Christian stood up from the bed. “Trevor, what did you mean when you said
we
…we use protection?” he asked with more force than necessary, every word edged with bitterness.

Adam’s brow furrowed. What the fuck was going on? Why did Christian care whether Rachel told him about the test or not? What did it matter? Adam looked again at Rachel, really looked at her. She’d been quiet this whole time, a few feet separating them but standing there as if she were a world away. “Rachel, come here.” He put his hand out.

She swallowed hard and didn’t move a muscle. “Adam, I…” she trailed off, her eyes huge and bright with unshed tears. She looked scared out of her mind. Terrified. Like she was ready to bolt from the room. His stomach churned, his instincts flaring to life, telling him that something was very,
very
, fucking wrong. This whole scenario felt very similar to another one he’d been through with another woman. He watched Rachel and felt in his bones that this wasn’t nervous fear over her pregnancy, this was something worse.

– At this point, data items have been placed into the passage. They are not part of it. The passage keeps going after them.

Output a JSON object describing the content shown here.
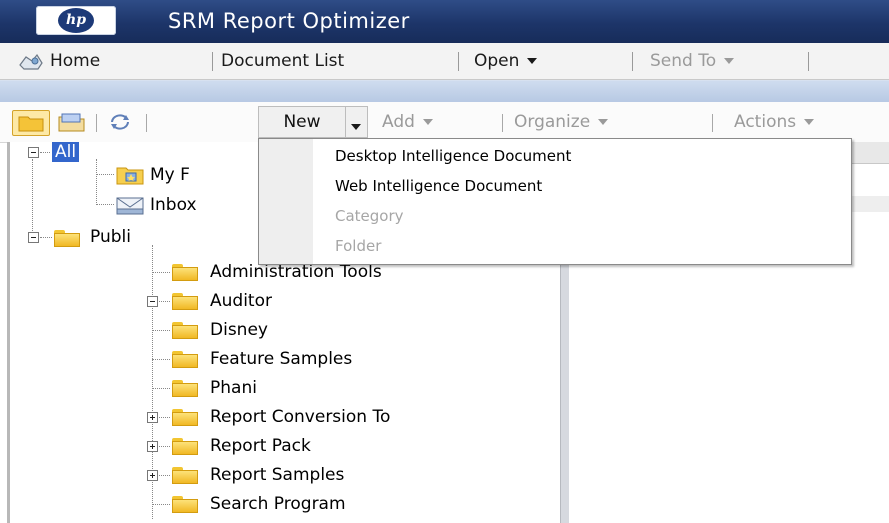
{
  "app": {
    "title": "SRM Report Optimizer",
    "logo_text": "hp"
  },
  "nav": {
    "home": "Home",
    "document_list": "Document List",
    "open": "Open",
    "send_to": "Send To"
  },
  "toolbar": {
    "new": "New",
    "add": "Add",
    "organize": "Organize",
    "actions": "Actions"
  },
  "tree": {
    "root": "All",
    "my_favorites": "My F",
    "inbox": "Inbox",
    "public": "Publi",
    "items": [
      "Administration Tools",
      "Auditor",
      "Disney",
      "Feature Samples",
      "Phani",
      "Report Conversion To",
      "Report Pack",
      "Report Samples",
      "Search Program"
    ]
  },
  "new_menu": {
    "items": [
      {
        "label": "Desktop Intelligence Document",
        "enabled": true
      },
      {
        "label": "Web Intelligence Document",
        "enabled": true
      },
      {
        "label": "Category",
        "enabled": false
      },
      {
        "label": "Folder",
        "enabled": false
      }
    ]
  },
  "icons": [
    "hp-logo",
    "home-icon",
    "folders-icon",
    "categories-icon",
    "refresh-icon",
    "inbox-icon",
    "favorites-folder-icon",
    "folder-icon",
    "tree-expand-icon",
    "tree-collapse-icon"
  ]
}
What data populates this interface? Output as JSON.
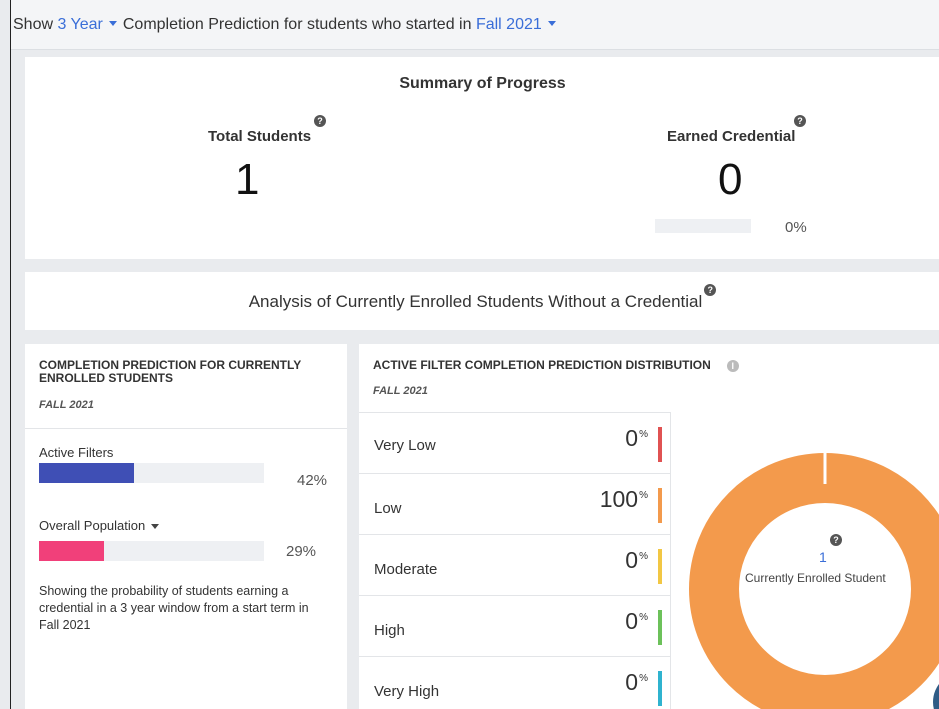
{
  "header": {
    "show_label": "Show",
    "year_option": "3 Year",
    "middle_text": "Completion Prediction for students who started in",
    "term_option": "Fall 2021"
  },
  "summary": {
    "title": "Summary of Progress",
    "total_students": {
      "label": "Total Students",
      "value": "1"
    },
    "earned_credential": {
      "label": "Earned Credential",
      "value": "0",
      "percent": "0%",
      "fraction": 0
    }
  },
  "analysis": {
    "title": "Analysis of Currently Enrolled Students Without a Credential"
  },
  "completion_prediction": {
    "title": "Completion Prediction for Currently Enrolled Students",
    "subtitle": "FALL 2021",
    "active_filters": {
      "label": "Active Filters",
      "percent": "42%",
      "fraction": 0.42,
      "color": "#3f4fb5"
    },
    "overall_population": {
      "label": "Overall Population",
      "percent": "29%",
      "fraction": 0.29,
      "color": "#f1407a"
    },
    "description": "Showing the probability of students earning a credential in a 3 year window from a start term in Fall 2021"
  },
  "distribution": {
    "title": "Active Filter Completion Prediction Distribution",
    "subtitle": "FALL 2021",
    "rows": [
      {
        "label": "Very Low",
        "value": "0",
        "unit": "%",
        "color": "#e05252"
      },
      {
        "label": "Low",
        "value": "100",
        "unit": "%",
        "color": "#f39a4c"
      },
      {
        "label": "Moderate",
        "value": "0",
        "unit": "%",
        "color": "#f2c744"
      },
      {
        "label": "High",
        "value": "0",
        "unit": "%",
        "color": "#6cc15a"
      },
      {
        "label": "Very High",
        "value": "0",
        "unit": "%",
        "color": "#2fb3cf"
      }
    ],
    "donut": {
      "count": "1",
      "label": "Currently Enrolled Student",
      "color": "#f39a4c"
    }
  }
}
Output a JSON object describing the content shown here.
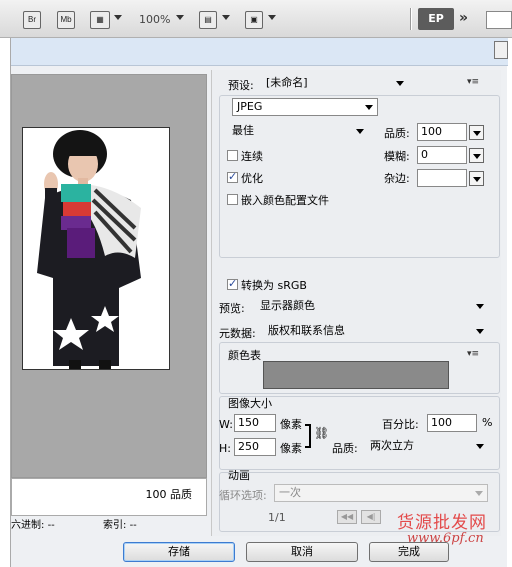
{
  "appbar": {
    "br_label": "Br",
    "mb_label": "Mb",
    "zoom": "100%",
    "ep_label": "EP",
    "more_label": "»"
  },
  "preview": {
    "quality_readout": "100 品质",
    "status_hex_label": "六进制:",
    "status_hex_value": "--",
    "status_index_label": "索引:",
    "status_index_value": "--"
  },
  "settings": {
    "preset_label": "预设:",
    "preset_value": "[未命名]",
    "format_value": "JPEG",
    "quality_level": "最佳",
    "quality_label": "品质:",
    "quality_value": "100",
    "progressive_label": "连续",
    "progressive_checked": false,
    "blur_label": "模糊:",
    "blur_value": "0",
    "optimized_label": "优化",
    "optimized_checked": true,
    "matte_label": "杂边:",
    "matte_value": "",
    "embed_profile_label": "嵌入颜色配置文件",
    "embed_profile_checked": false,
    "convert_srgb_label": "转换为 sRGB",
    "convert_srgb_checked": true,
    "preview_label": "预览:",
    "preview_value": "显示器颜色",
    "metadata_label": "元数据:",
    "metadata_value": "版权和联系信息",
    "color_table_label": "颜色表",
    "image_size_label": "图像大小",
    "width_label": "W:",
    "width_value": "150",
    "width_unit": "像素",
    "height_label": "H:",
    "height_value": "250",
    "height_unit": "像素",
    "percent_label": "百分比:",
    "percent_value": "100",
    "percent_unit": "%",
    "resample_label": "品质:",
    "resample_value": "两次立方",
    "animation_label": "动画",
    "loop_label": "循环选项:",
    "loop_value": "一次",
    "frame_counter": "1/1",
    "swatch_color": "#8a8a8a"
  },
  "buttons": {
    "save": "存储",
    "cancel": "取消",
    "done": "完成"
  },
  "watermark": {
    "text": "货源批发网",
    "url": "www.6pf.cn"
  }
}
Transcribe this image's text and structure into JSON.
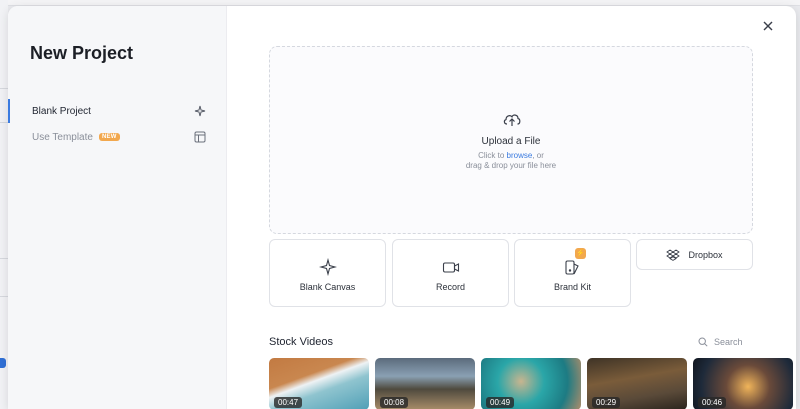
{
  "modal": {
    "title": "New Project",
    "nav": [
      {
        "label": "Blank Project",
        "icon": "sparkle-icon",
        "active": true
      },
      {
        "label": "Use Template",
        "badge": "NEW",
        "icon": "template-icon",
        "active": false
      }
    ],
    "close_icon": "close-icon"
  },
  "upload": {
    "title": "Upload a File",
    "line1_prefix": "Click to ",
    "line1_link": "browse",
    "line1_suffix": ", or",
    "line2": "drag & drop your file here",
    "icon": "cloud-upload-icon"
  },
  "tiles": [
    {
      "label": "Blank Canvas",
      "icon": "sparkle-icon"
    },
    {
      "label": "Record",
      "icon": "video-camera-icon"
    },
    {
      "label": "Brand Kit",
      "icon": "brand-kit-icon",
      "badge_icon": "lightning-icon"
    }
  ],
  "dropbox": {
    "label": "Dropbox",
    "icon": "dropbox-icon"
  },
  "stock": {
    "title": "Stock Videos",
    "search_placeholder": "Search",
    "videos": [
      {
        "duration": "00:47"
      },
      {
        "duration": "00:08"
      },
      {
        "duration": "00:49"
      },
      {
        "duration": "00:29"
      },
      {
        "duration": "00:46"
      }
    ]
  },
  "colors": {
    "accent": "#3b7be0",
    "badge": "#f2a84e",
    "sidebar_bg": "#f6f7f9"
  }
}
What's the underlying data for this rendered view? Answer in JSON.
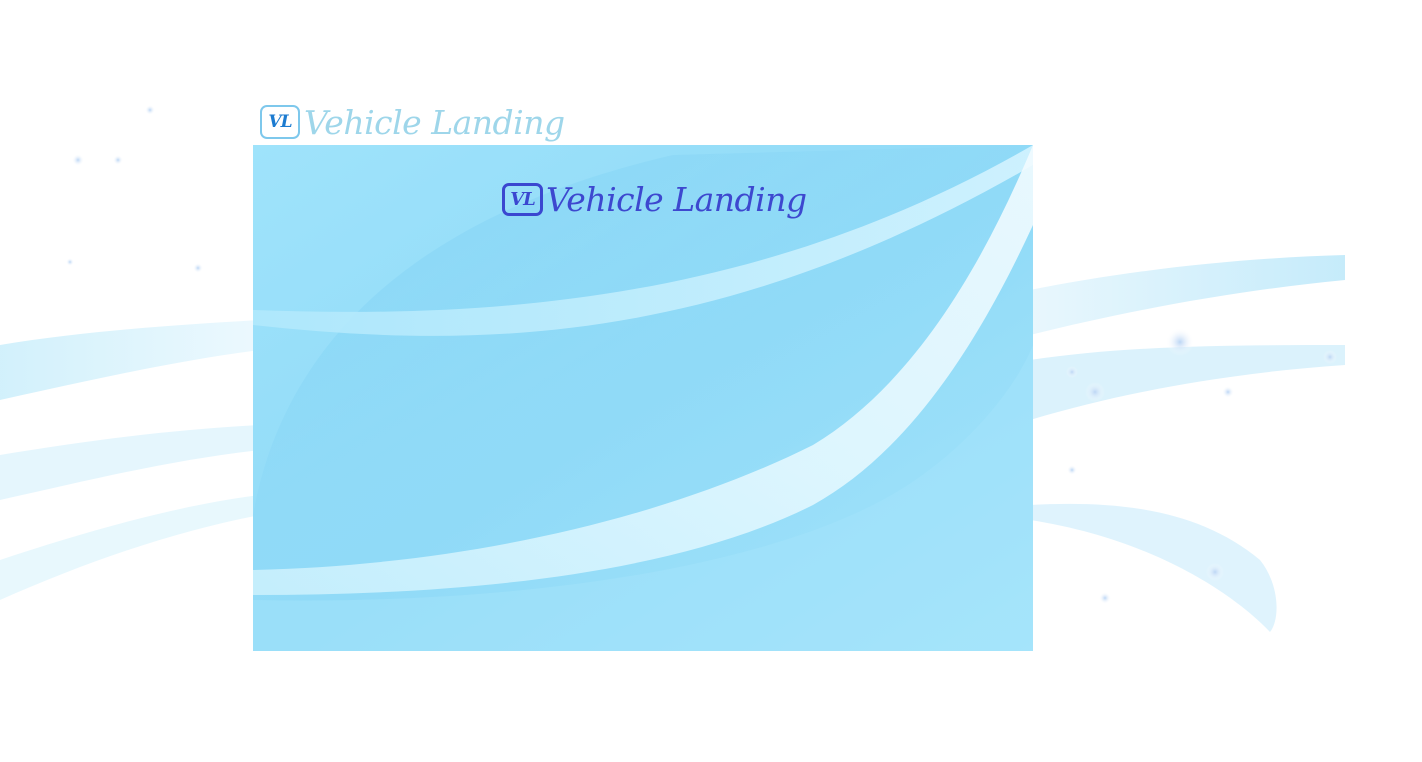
{
  "header": {
    "badge": "VL",
    "brand": "Vehicle Landing"
  },
  "panel": {
    "badge": "VL",
    "brand": "Vehicle Landing"
  },
  "colors": {
    "header_brand": "#9ed6ea",
    "panel_background": "#8fdaf7",
    "panel_brand": "#3d48cf"
  }
}
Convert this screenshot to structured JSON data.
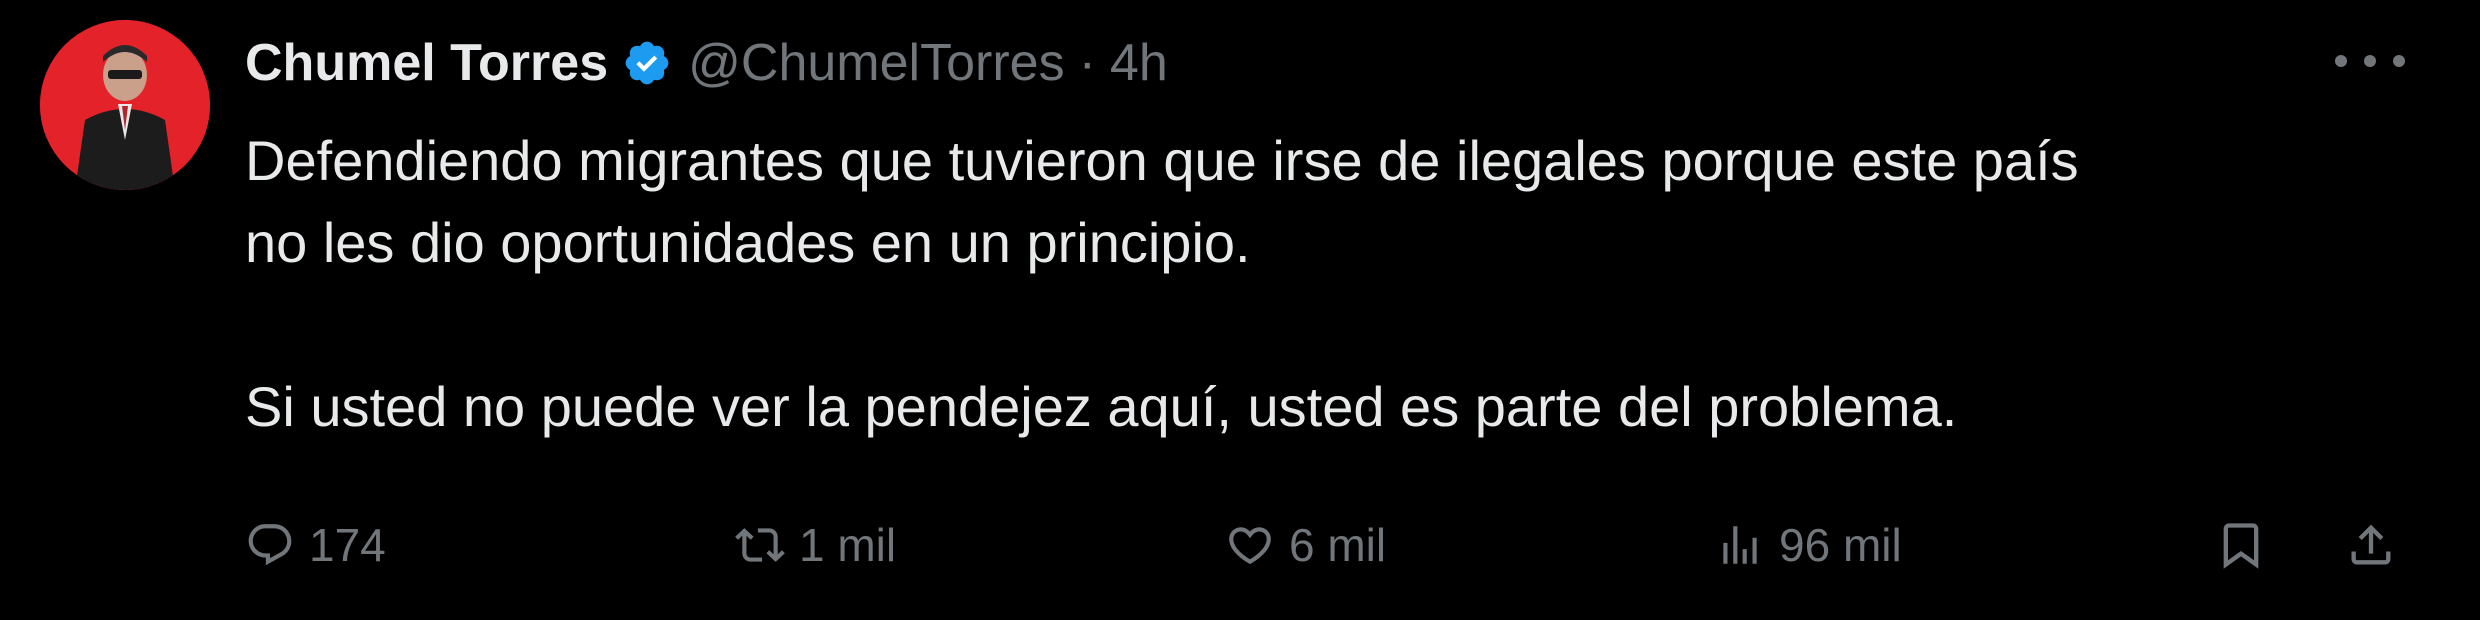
{
  "author": {
    "name": "Chumel Torres",
    "handle": "@ChumelTorres",
    "separator": "·",
    "time": "4h"
  },
  "tweet": {
    "line1": "Defendiendo migrantes que tuvieron que irse de ilegales porque este país",
    "line2": "no les dio oportunidades en un principio.",
    "line3": "Si usted no puede ver la pendejez aquí, usted es parte del problema."
  },
  "actions": {
    "replies": "174",
    "retweets": "1 mil",
    "likes": "6 mil",
    "views": "96 mil"
  },
  "icons": {
    "verified": "verified-badge-icon",
    "more": "more-icon",
    "reply": "reply-icon",
    "retweet": "retweet-icon",
    "like": "heart-icon",
    "views": "views-icon",
    "bookmark": "bookmark-icon",
    "share": "share-icon"
  },
  "colors": {
    "background": "#000000",
    "text": "#e7e9ea",
    "muted": "#71767b",
    "verified": "#1d9bf0",
    "avatar_bg": "#e3222a"
  }
}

“Did you have sex with Rachel?” Christian raged at Trevor.

Trevor crossed his arms and shook his head at Christian. “Dude, that’s a private matter.”

“There’s no such thing as privacy here anymore,” Christian snapped. “Have you been fucking Rachel or not?”

Adam heard Rachel’s sharp intake of breath. “Christian,” he warned.

Christian turned on Rachel. “You had sex with Trevor too, didn’t you? Jesus Christ, Rachel, were you
trying
to get pregnant? How could you be so stupid? You could die from this, you know. The baby could die too. What were you thinking?”

Adam’s eyes narrowed and clenched his hands into fists. “You need to calm the fuck down and watch what you’re saying. Now.”

Christian jabbed a finger at him. “I have the right to say whatever the hell I want. I’m as much a part of this as you are.”

Rachel put her hands over her face and started crying, her shoulders shaking. Pressure began to build in his chest. Ice ran through his veins. “Why is that?”

Christian’s nostrils flared, and his neck corded. “Because, I will also be living with the consequences. That child will be mine too. It will be all of ours.”

That was all he needed to hear. His brained seemed to crack, as if he literally heard the shards crashing on the floor. A piece of him that had been fragile, more fragile than he had realized, broke apart and left behind an exposed, raw wound. A pulsating, disgusting part of himself that no one needed to see, but today they would. There was no stopping it. One moment he was fine, the next he was a raging bull. A stampeding beast of an animal. He could feel the veins in his neck pounding out a vicious drum beat.